Leaning against Lexi’s shoulder, Iris told the whole miserable story again, from Harriet’s political activities in Brooklyn, and the awful things Asher did, to her precipitous decision to leave home the day before. McPhee started taking notes but gave up, looking overwhelmed by the barely interlocking pieces of the story. They all felt dazed, for that matter.
Iris looked at Gloria. “You look stunned, dear. Is something wrong?”
Gloria shook her head.
“I have two questions, Mom,” Lexi said. “First, what made you search Dad’s papers back in October, when you discovered that Harriet had been at the hospital?”
“You know what a mess his office is and how he hates me to clean in there? But once every month or two I go in anyway, just to dust and vacuum. That day, he had left his desk file drawer open and I spotted a folder with Harriet’s name. It just jumped up at me. So, of course, I picked up the file and read it.”
For a moment, Lexi felt sorry for her father, for his bad luck. But just for a moment. “And then, once you knew about it, once you confronted him with your knowledge, why did you wait a month before leaving, without planning where you would go or what you would do? What happened to make you leave yesterday?”
“I thought about it the whole month, night and day. And my brain wasn’t working right on Asher’s drugs, so it was hard to think clearly. I didn’t know what to do, how to make things right. There’s no way to make it right.” Iris started to cry. Canary licked her hand.
“But why yesterday?” McPhee asked. “Did something else happen?”
“Yesterday was Harriet’s birthday.” Iris buried her face in her hands.
Lexi remembered the locket. She pulled it from her pocket and held it out to her mother. “This is from Harriet, isn’t it?”
Iris pressed the locket to her lips. “She gave it to me at my wedding.
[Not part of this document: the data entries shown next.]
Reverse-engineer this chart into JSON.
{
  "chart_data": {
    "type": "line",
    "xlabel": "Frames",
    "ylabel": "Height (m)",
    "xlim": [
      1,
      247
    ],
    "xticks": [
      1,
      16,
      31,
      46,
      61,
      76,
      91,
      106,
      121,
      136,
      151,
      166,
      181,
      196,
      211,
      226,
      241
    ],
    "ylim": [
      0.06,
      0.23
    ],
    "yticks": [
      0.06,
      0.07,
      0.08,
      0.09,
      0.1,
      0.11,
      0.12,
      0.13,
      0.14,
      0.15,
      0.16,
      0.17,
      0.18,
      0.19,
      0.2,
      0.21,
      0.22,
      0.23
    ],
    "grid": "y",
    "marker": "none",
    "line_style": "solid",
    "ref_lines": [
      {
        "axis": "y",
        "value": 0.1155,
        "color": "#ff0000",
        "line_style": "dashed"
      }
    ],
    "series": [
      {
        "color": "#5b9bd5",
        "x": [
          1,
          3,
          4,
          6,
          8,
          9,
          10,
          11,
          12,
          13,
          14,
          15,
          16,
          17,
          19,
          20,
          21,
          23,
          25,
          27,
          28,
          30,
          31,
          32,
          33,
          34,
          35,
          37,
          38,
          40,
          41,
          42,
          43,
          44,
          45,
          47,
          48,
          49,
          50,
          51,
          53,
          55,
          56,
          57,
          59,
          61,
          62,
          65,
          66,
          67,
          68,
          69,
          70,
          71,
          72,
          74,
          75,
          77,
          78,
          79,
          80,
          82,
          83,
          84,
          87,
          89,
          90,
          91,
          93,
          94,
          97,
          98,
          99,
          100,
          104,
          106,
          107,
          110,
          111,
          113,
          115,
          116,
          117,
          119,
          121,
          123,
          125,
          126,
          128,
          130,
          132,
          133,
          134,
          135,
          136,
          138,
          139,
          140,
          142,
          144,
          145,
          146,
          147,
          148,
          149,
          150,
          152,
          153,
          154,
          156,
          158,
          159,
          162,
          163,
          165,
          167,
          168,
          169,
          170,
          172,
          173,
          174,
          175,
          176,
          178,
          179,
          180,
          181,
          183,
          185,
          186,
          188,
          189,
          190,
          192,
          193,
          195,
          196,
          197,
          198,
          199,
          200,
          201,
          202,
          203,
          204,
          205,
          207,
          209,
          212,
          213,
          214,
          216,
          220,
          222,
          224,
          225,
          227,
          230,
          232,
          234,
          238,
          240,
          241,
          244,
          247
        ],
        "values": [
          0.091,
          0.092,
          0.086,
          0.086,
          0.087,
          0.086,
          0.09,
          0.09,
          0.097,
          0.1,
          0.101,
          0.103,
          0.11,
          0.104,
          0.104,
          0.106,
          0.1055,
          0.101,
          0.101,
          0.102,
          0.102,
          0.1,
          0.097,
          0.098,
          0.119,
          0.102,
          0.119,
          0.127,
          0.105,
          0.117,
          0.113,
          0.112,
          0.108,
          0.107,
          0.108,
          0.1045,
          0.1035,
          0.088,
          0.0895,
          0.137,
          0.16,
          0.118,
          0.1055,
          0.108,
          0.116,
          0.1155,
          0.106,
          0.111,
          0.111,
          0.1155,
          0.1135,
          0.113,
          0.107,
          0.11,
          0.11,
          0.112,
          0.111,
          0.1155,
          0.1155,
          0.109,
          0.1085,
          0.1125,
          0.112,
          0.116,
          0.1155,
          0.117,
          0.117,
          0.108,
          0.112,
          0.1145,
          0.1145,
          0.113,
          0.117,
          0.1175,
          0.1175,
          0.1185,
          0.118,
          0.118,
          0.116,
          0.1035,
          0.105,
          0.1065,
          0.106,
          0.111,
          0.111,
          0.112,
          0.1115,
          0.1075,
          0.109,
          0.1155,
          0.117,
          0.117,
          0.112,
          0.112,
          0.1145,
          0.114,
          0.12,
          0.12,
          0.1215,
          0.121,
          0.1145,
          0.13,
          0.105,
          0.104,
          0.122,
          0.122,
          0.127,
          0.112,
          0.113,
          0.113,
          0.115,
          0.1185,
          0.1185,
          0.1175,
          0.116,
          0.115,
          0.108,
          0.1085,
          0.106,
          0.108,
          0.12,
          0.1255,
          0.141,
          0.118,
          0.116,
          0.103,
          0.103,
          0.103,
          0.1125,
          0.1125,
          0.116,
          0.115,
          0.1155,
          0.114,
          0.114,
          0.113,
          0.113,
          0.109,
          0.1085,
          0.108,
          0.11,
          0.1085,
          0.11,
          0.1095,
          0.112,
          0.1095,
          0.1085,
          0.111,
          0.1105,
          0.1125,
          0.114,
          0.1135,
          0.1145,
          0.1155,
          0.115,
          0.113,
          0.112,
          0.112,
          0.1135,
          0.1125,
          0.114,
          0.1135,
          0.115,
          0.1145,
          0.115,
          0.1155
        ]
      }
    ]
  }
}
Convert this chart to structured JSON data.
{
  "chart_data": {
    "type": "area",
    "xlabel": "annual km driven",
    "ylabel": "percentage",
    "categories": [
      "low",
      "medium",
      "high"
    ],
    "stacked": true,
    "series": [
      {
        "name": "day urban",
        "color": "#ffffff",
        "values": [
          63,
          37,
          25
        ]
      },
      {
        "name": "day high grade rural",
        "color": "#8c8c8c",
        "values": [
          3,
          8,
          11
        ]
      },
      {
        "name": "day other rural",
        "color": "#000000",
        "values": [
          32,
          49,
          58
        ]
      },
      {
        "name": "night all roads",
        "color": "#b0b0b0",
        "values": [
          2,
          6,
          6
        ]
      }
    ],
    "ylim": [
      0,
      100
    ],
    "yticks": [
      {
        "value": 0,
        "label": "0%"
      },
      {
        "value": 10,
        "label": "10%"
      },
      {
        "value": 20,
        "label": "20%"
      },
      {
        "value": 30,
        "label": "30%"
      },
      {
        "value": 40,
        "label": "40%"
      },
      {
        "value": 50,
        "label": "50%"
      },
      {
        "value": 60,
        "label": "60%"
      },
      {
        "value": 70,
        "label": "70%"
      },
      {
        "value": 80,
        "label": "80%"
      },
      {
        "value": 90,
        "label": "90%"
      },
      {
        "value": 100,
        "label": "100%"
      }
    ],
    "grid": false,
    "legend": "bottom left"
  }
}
To always remember her.” She leaned close to Gloria and whispered, “You’ve been so quiet. Are you sure nothing is bothering you?”
Gloria took Iris’s hand and spoke quietly so that only Iris and Lexi could hear. “Not bothering me, exactly. Just that I was born in September 1958. And I was adopted. I don’t know who my birth mother was. My adopted parents always called her ‘that poor unfortunate soul,’ but they wouldn’t tell me anything else.” Gloria looked at Iris, emotion written in hard sorrow on her face. “I know it sounds crazy, and it probably doesn’t make any logical sense, but could I possibly be your friend’s daughter?”
Lexi stared at Gloria. Was this possible? Might she have to share her mother with this stranger? This homeless woman?
The cat growled deep in her throat. Louder than usual, interrupted by a door banging open and an angry shout.
“Hands up! All of you.” An older man in a guard uniform stood framed in the doorway, pistol pointed at them, his hand visibly shaking. “What’s going on?”
“Damn,” Gloria said. “The lights. We forgot to turn off the lights.”
The guard pointed his gun at each of the women in turn. “Who are you people? You shouldn’t be in here. You are trespassing. Breaking the law!”